Heavily modded cities skylines, I'd say potentially even 64GB isn't completely out of the question. 32 should be fine though, I'm planning a new build end of this year/early next and I'm going to go 64gb

Unfortunately cities skylines isn't well optimised for multi core CPUs, which is a shame because the game is great, but once you unlock the real potential of it it doesn't run very well. Obviously having modern hardware will still help.

That is the case for many games unfortunately although that will change going forward. Once games start utilising multicore more going forward the fun will start :)

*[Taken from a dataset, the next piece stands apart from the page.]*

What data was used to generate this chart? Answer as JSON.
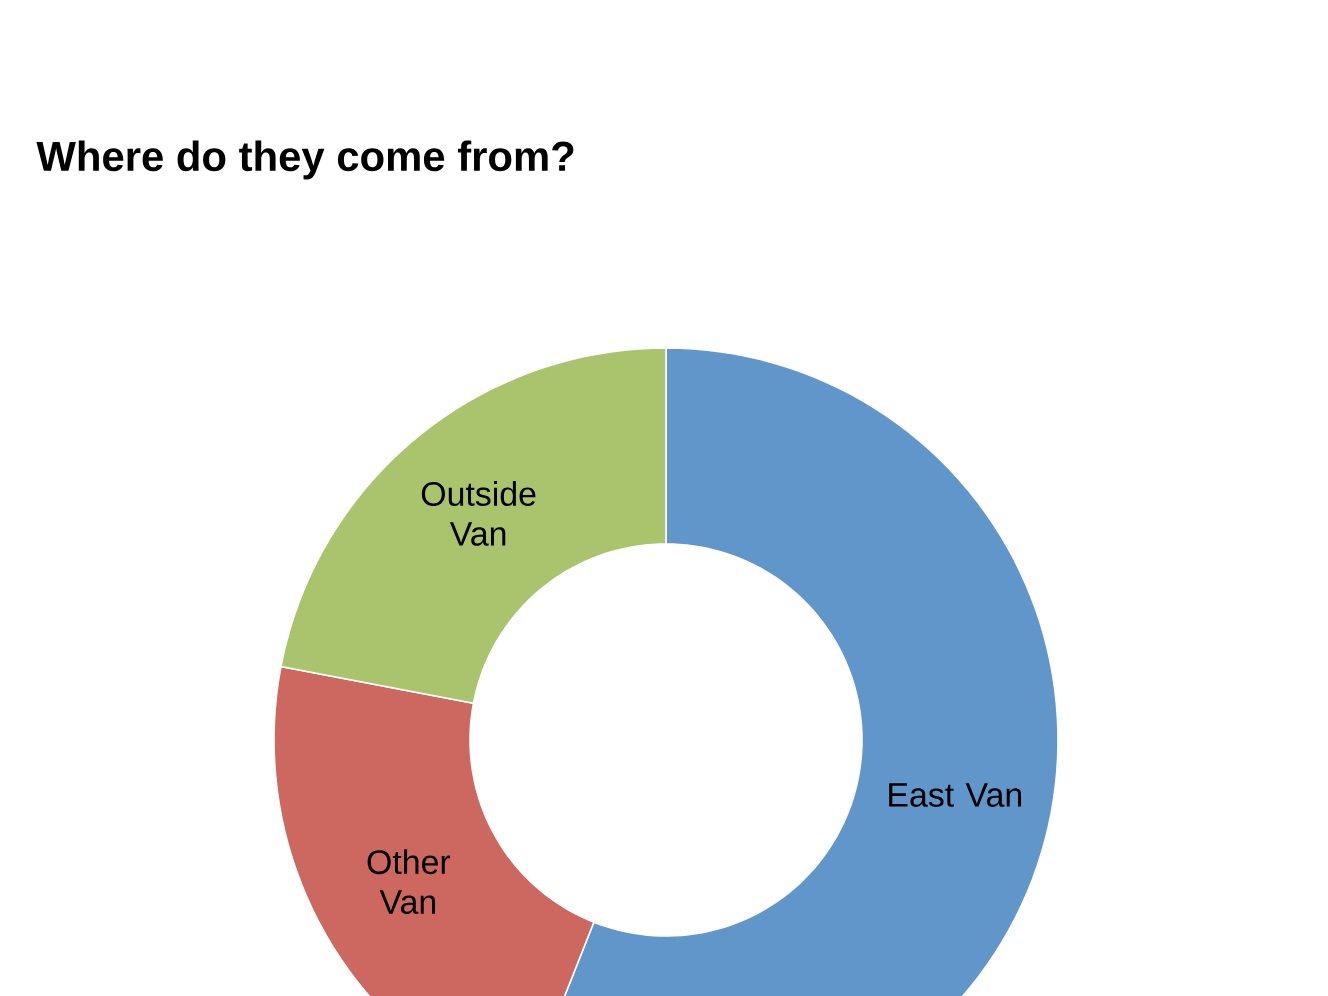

engine used is the problem :( be a long while yet

unlock all 32 tiles !!! :D
 
Depending on what you're budget is when you come to buy, you could get away with something like a 4790k (2nd hand). Mine has been running at 4.7ghz for about 5 years now and paired with 2070super at 1440p, it's been flawless. For games like that, it should be a breeze.
 
Yeah, I kinda gave up with Cities Skylines due to 'only' having 16GB when modified it's huge on the RAM.

Yea exactly, I loaded up my old city which tried loading up 20+ GB on my system with only 16, it did actually load it up but I guess it was using page file swap or whatever as it was literally running at about 3FPS.

Needless to say completely unplayable.